Cadell had a strong relationship with Samuel Johnson. Cadell was part of the group of booksellers who convinced the famous critic to write Lives of the Most Eminent English Poets (1779–81). He also published Johnson's political tracts of the 1770s and, together with Strahan, his A Journey to the Western Islands of Scotland (1775). After Johnson died, Cadell published Hester Thrale Piozzi's Letters and Anecdotes about Johnson.

Cadell was well liked by other booksellers and he helped establish the booksellers’ dining club which met each month at the Shakespeare tavern in Wych Street. Together, they prosecuted infringements on their copyrights from Scottish and Irish printers.

In January 1786, Cadell's wife died. The couple had two children. His daughter married Dr. Charles Lucas Eldridge, chaplain to George III. His son, Thomas Cadell the younger, took over the family business when his father retired in 1793.

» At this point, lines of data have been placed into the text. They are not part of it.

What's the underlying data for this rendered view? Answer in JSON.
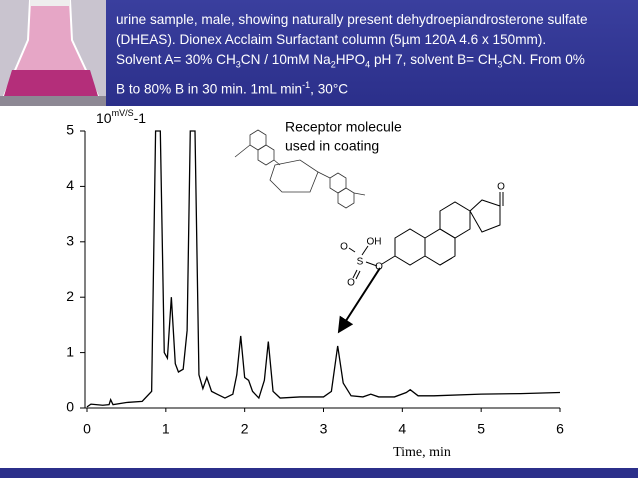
{
  "banner": {
    "lines": [
      [
        {
          "text": "urine sample, male, showing naturally present dehydroepiandrosterone sulfate"
        }
      ],
      [
        {
          "text": "(DHEAS). Dionex Acclaim Surfactant column (5µm 120A 4.6 x 150mm)."
        }
      ],
      [
        {
          "text": "Solvent A= 30% CH"
        },
        {
          "sub": "3"
        },
        {
          "text": "CN / 10mM Na"
        },
        {
          "sub": "2"
        },
        {
          "text": "HPO"
        },
        {
          "sub": "4"
        },
        {
          "text": " pH 7, solvent B= CH"
        },
        {
          "sub": "3"
        },
        {
          "text": "CN. From 0%"
        }
      ],
      [
        {
          "text": "B to 80% B in 30 min. 1mL min"
        },
        {
          "sup": "-1"
        },
        {
          "text": ", 30°C"
        }
      ]
    ]
  },
  "annotation": {
    "lines": [
      "Receptor molecule",
      "used in coating"
    ]
  },
  "structure_labels": {
    "ketone": "O",
    "hydroxyl": "OH",
    "sulfur": "S",
    "oxygen_top": "O",
    "oxygen_bottom": "O",
    "oxygen_ester": "O"
  },
  "chart_data": {
    "type": "line",
    "y_label": {
      "base": "10",
      "sup": "mV/S",
      "suffix": "-1"
    },
    "x_label": "Time, min",
    "xlim": [
      0,
      6
    ],
    "xticks": [
      0,
      1,
      2,
      3,
      4,
      5,
      6
    ],
    "ylim": [
      0,
      5
    ],
    "yticks": [
      0,
      1,
      2,
      3,
      4,
      5
    ],
    "series": [
      {
        "color": "#000000",
        "x": [
          0,
          0.05,
          0.2,
          0.28,
          0.3,
          0.33,
          0.5,
          0.7,
          0.82,
          0.87,
          0.93,
          0.98,
          1.02,
          1.07,
          1.12,
          1.16,
          1.22,
          1.27,
          1.31,
          1.37,
          1.42,
          1.47,
          1.52,
          1.58,
          1.65,
          1.75,
          1.85,
          1.9,
          1.95,
          2.0,
          2.05,
          2.1,
          2.18,
          2.25,
          2.3,
          2.36,
          2.45,
          2.7,
          3.0,
          3.1,
          3.18,
          3.25,
          3.35,
          3.5,
          3.6,
          3.7,
          3.9,
          4.05,
          4.1,
          4.2,
          4.4,
          5.0,
          5.5,
          6.0
        ],
        "values": [
          0.02,
          0.07,
          0.05,
          0.06,
          0.15,
          0.06,
          0.1,
          0.12,
          0.3,
          5,
          5,
          1.0,
          0.9,
          2.0,
          0.8,
          0.65,
          0.7,
          1.4,
          5,
          5,
          0.6,
          0.35,
          0.55,
          0.3,
          0.25,
          0.18,
          0.25,
          0.6,
          1.3,
          0.55,
          0.5,
          0.3,
          0.18,
          0.5,
          1.2,
          0.3,
          0.18,
          0.2,
          0.2,
          0.3,
          1.12,
          0.45,
          0.22,
          0.2,
          0.25,
          0.2,
          0.2,
          0.28,
          0.33,
          0.22,
          0.22,
          0.25,
          0.26,
          0.28
        ]
      }
    ]
  }
}
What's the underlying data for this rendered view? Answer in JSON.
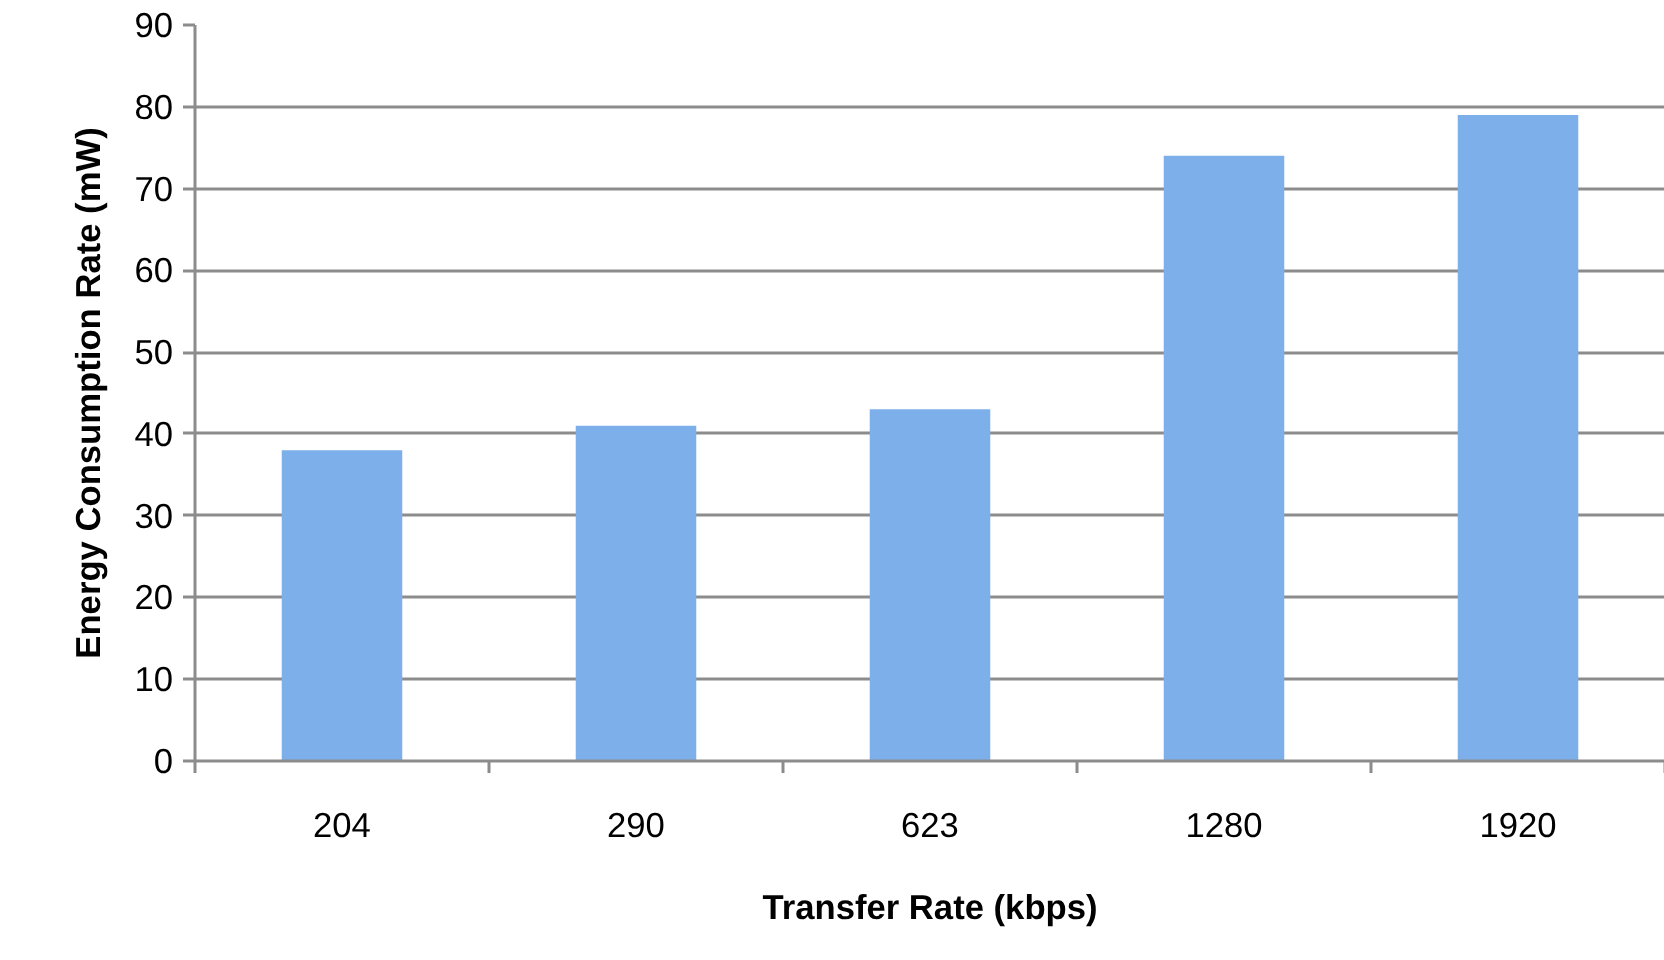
{
  "chart_data": {
    "type": "bar",
    "xlabel": "Transfer Rate (kbps)",
    "ylabel": "Energy Consumption Rate (mW)",
    "categories": [
      "204",
      "290",
      "623",
      "1280",
      "1920"
    ],
    "values": [
      38,
      41,
      43,
      74,
      79
    ],
    "color": "#7db0ea",
    "ylim": [
      0,
      90
    ],
    "yticks": [
      0,
      10,
      20,
      30,
      40,
      50,
      60,
      70,
      80,
      90
    ],
    "grid": "y"
  }
}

After his retirement, Cadell served on the boards of several philanthropic institutions, such as the Foundling Hospital. In March 1798, he was elected alderman of Walbrook and served as sheriff from 1800 to 1801. He was also master of the Stationers’ Company from 1798 to 1799 and stock-keeper in 1800.

Cadell died at his home on 27 December 1802 from an asthma attack.

==Bibliography==
Dille, Catherine. “Thomas Cadell, the elder (1742-1802)”. Oxford Dictionary of National Biography. Oxford University Press. January 2008. Retrieved 16 February 2009.